In recent weeks my classmates and I have been reading and discussing our Torah portion Numbers, ch. 9-20 and are starting to work on our dvars (divrei torah, technically), a talk relating to our section, or parsha, or Torah. The idea of a dvar is to go beyond retelling the story into linking the ancient text to modern life.
But it's not like writing a blog post, at least not my kind of blog post. In addition to discussing the portion as a class and reflecting on it individually, we are reading Torah commentary to see what the rabbis, sages and scholars of yore had to say about our parsha.
I came across this quote reading commentary about the section involving the Israelites, tired of wandering the desert* with Moses, complaining to Moses about their lot in life. Some of the sages explained the Israelites were tired, confused, and frightened, hence the complaining (makes sense to me), other commentators explained this as a crisis of faith, not trusting God to see them through. But a handful of modern commentators had a different take on this. They supposed that the Israelites were bored- all their basic needs were met, what with manna from heaven and whatnot, and they had bigger aspirations that they were not able to meet.
That is the context of the following quote. When we feel that sense of boredom, or ennui, maybe it's telling us something.

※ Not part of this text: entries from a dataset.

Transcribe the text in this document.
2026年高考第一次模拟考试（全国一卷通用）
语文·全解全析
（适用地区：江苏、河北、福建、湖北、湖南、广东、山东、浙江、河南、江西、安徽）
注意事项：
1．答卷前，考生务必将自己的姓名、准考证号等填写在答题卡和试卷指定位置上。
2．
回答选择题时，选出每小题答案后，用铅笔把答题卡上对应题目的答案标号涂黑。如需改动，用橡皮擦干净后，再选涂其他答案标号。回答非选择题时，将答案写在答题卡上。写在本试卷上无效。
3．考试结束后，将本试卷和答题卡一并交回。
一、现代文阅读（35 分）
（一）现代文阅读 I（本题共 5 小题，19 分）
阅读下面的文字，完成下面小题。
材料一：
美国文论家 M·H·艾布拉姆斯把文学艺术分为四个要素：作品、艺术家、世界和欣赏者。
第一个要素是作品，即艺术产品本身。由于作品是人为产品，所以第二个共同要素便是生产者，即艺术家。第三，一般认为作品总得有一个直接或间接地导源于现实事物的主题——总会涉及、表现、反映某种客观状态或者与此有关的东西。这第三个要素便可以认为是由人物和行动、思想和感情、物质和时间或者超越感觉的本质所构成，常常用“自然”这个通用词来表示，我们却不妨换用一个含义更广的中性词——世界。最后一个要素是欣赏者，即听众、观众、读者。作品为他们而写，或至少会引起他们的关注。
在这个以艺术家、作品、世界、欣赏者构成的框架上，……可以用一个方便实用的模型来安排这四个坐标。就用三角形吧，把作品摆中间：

Bad will be the day for human beings when they become absolutely content with the life that they are living, with the thoughts that they are thinking, with the deeds that they are doing; when there is not forever beating at the doors of their souls with some great desire to do something larger, which they know they were meant and made to do because they are still, in spite of it all, the Children of God.Philip Brooks
*Thanks to Neilochka for pointing out my Freudian slip of a typo in the original version of this post.